When I looked over her dining room balcony and saw the beautiful, beautiful bowls she had my anxiety just melted away and I knew I could do ‘appreciative’ better than almost anyone. The first one that caught my eye was this (click to enlarge):

oatmealbowl_2

I had never seen a piece of hers in this colour. It looked and felt totally brilliant. Very sensual.

When I could tear myself away from this one I moved onto a terribly complex reconstruction which was really quite large:

whitereconstruction_2

The lines on it were totally pleasing and it had a real feeling of architectural, sculptural beauty. Totally, totally wonderful.

The final pieces that caught my eye were some, how can I put this? Less precise reconstructions:

morereconstructions_2

They had a really organic, vivacious look and feel to them. Like all of her pieces their texture was completely lovely.

We talked ceramic details for a while, managed some questions about how she throws, reconstructs and fires them and, most importantly, told her how the beauty of her pieces delights, charms and compels us. She seemed charmed. We were charmed, too, she is a completely delightful person.

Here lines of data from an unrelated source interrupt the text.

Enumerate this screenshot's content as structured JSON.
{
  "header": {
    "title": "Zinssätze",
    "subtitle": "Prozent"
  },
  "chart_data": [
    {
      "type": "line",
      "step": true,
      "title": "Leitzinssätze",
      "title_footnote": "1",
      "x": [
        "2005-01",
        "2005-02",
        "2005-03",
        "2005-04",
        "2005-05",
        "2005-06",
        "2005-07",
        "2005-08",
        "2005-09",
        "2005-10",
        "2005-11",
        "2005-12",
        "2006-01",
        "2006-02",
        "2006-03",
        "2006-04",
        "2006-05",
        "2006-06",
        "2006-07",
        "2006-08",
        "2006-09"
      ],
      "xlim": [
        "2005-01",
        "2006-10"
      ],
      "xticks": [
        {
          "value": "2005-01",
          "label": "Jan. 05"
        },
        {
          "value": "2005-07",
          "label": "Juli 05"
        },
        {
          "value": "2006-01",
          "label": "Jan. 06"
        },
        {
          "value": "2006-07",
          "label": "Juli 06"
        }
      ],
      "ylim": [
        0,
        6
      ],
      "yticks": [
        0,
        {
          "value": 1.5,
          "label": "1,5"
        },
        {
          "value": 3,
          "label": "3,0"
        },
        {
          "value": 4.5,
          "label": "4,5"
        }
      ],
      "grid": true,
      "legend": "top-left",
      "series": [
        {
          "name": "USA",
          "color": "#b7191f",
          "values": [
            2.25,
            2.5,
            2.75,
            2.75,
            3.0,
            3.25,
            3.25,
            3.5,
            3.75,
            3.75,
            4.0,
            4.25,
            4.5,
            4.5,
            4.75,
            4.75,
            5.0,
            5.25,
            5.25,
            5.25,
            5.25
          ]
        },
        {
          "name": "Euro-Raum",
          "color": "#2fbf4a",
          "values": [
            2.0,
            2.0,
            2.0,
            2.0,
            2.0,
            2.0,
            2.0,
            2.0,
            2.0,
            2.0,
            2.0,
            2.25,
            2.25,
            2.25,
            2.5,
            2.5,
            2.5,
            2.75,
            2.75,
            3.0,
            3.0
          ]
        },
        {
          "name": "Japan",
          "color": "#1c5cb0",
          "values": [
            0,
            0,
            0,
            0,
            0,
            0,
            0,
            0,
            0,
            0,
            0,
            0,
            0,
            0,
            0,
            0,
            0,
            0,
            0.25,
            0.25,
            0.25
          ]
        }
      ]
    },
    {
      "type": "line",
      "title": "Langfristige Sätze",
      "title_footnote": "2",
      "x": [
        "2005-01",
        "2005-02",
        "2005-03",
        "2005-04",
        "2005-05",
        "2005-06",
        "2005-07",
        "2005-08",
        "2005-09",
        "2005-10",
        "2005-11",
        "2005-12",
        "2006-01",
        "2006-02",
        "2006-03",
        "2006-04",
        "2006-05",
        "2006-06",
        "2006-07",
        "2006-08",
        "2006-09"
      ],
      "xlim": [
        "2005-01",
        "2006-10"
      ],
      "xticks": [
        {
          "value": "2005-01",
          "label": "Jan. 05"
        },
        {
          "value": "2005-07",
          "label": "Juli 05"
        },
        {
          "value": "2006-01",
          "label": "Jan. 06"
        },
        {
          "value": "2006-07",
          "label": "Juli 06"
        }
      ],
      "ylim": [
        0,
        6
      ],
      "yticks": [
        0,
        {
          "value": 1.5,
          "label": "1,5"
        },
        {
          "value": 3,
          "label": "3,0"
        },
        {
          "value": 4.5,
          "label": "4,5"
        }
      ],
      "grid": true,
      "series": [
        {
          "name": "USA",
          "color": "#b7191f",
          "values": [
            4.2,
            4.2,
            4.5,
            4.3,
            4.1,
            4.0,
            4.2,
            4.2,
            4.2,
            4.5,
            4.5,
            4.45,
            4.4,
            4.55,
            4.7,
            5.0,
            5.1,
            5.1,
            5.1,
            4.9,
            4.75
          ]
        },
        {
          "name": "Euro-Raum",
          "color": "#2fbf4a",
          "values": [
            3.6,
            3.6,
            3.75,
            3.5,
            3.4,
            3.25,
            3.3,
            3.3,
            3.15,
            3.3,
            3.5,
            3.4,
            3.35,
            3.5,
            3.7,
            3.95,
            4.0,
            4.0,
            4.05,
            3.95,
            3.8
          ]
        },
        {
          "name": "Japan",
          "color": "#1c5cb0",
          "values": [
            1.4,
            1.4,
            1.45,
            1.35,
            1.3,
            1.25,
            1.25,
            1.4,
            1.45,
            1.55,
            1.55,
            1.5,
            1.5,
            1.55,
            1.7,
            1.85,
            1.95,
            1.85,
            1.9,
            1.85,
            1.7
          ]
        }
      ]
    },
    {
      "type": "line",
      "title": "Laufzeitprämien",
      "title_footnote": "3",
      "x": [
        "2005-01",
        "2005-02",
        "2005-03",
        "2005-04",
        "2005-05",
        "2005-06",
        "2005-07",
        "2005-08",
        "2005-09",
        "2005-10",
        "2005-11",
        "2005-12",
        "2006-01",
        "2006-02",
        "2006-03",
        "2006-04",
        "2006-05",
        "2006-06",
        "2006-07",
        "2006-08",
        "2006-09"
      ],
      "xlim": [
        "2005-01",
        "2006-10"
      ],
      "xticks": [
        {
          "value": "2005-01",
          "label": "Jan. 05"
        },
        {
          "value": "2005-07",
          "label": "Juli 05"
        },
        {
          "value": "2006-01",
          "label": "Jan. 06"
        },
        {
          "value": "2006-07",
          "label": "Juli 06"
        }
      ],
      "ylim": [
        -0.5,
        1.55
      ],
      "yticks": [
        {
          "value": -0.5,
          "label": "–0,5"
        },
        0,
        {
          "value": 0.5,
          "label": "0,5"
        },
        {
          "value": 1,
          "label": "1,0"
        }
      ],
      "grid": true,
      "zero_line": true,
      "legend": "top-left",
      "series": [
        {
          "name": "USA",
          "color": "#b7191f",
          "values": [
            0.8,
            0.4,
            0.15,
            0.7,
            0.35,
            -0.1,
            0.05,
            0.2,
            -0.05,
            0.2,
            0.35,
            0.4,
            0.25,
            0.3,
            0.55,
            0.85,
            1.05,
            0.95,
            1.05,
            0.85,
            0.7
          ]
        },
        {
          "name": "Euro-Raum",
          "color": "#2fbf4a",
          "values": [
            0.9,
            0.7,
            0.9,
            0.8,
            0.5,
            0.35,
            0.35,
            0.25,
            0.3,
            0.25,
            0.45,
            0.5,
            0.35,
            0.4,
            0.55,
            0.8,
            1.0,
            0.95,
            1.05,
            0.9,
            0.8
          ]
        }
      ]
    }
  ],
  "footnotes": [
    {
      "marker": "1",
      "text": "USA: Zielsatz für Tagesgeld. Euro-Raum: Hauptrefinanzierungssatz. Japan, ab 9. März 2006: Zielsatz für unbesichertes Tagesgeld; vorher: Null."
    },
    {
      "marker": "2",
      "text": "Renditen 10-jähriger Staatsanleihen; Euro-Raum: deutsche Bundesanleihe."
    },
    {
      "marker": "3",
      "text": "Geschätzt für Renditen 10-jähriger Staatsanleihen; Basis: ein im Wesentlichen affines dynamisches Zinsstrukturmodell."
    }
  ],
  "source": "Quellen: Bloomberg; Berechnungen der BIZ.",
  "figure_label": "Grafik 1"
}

So why ‘under-appreciated’? Our impression is that, given the tiny amount she now makes, the constant progression of ideas she has and the skill she shows in making really difficult stuff, the prices you can buy them for are hilariously low. For a bowl the size of the white one in the second picture someone like Rupert Spira would charge four or five times the price. Don’t get me wrong, I love Rupert Spira’s work, and don’t think his prices are outrageous, it is just that Sarah-Jane’s work is a huge bargain. I strongly suggest you go to The Scottish Gallery in Edinburgh, Contemporary Applied Arts or the Contemporary Ceramics Gallery (both in London) and snap up what you can of hers before people realise how good she is.

I should add that Sarah-Jane will be at the Collect art fair in London this May, we saw the stuff she will be bringing and it is great. There will be many other people whose work is worth seeing at the fair. Details of the event are here.


6 Comments

  • Jeremy wrote:

    Lovely pieces and clearly a very fulfilling visit. Having seen several pieces of hers in your appartment and elsewhere, I would love it if you would expand a little bit about “the constant progression of ideas she has”. The Selwood pieces I have seen have very much been of an ilk to my untrained eye. I would love to have some of it explained to me.

    Perhaps her low prices have something to do with the misleading nature of her name. She should actually be called Selceramic. It would be far less confusing.

  • David Strange wrote:

    Easier to show you rather than explain in a comment. Which means you’ll have to visit! Hooray!

    Edinburgh was a great laugh. I am enjoying writing up the restaurants too. Another review will be posted tonight (plus one tomorrow and one on Friday).

  • Ed Tully wrote:

    No! I would say the great potter of Nailsworth is even more under-rated.

  • David Strange wrote:

    Beatrix was a Potter not a ceramicist.

  • Peter wrote:

    Beautiful things. I would love to own some, if only I had a home and a shelf to put them on.

  • Ed Tully wrote:

    Not Beatrix! There is a really super potter in Nailsworth (pretty town in the Cotswolds) who is ridiculously cheap. And a top chap also. Paul Bradley. An undiscovered super-star.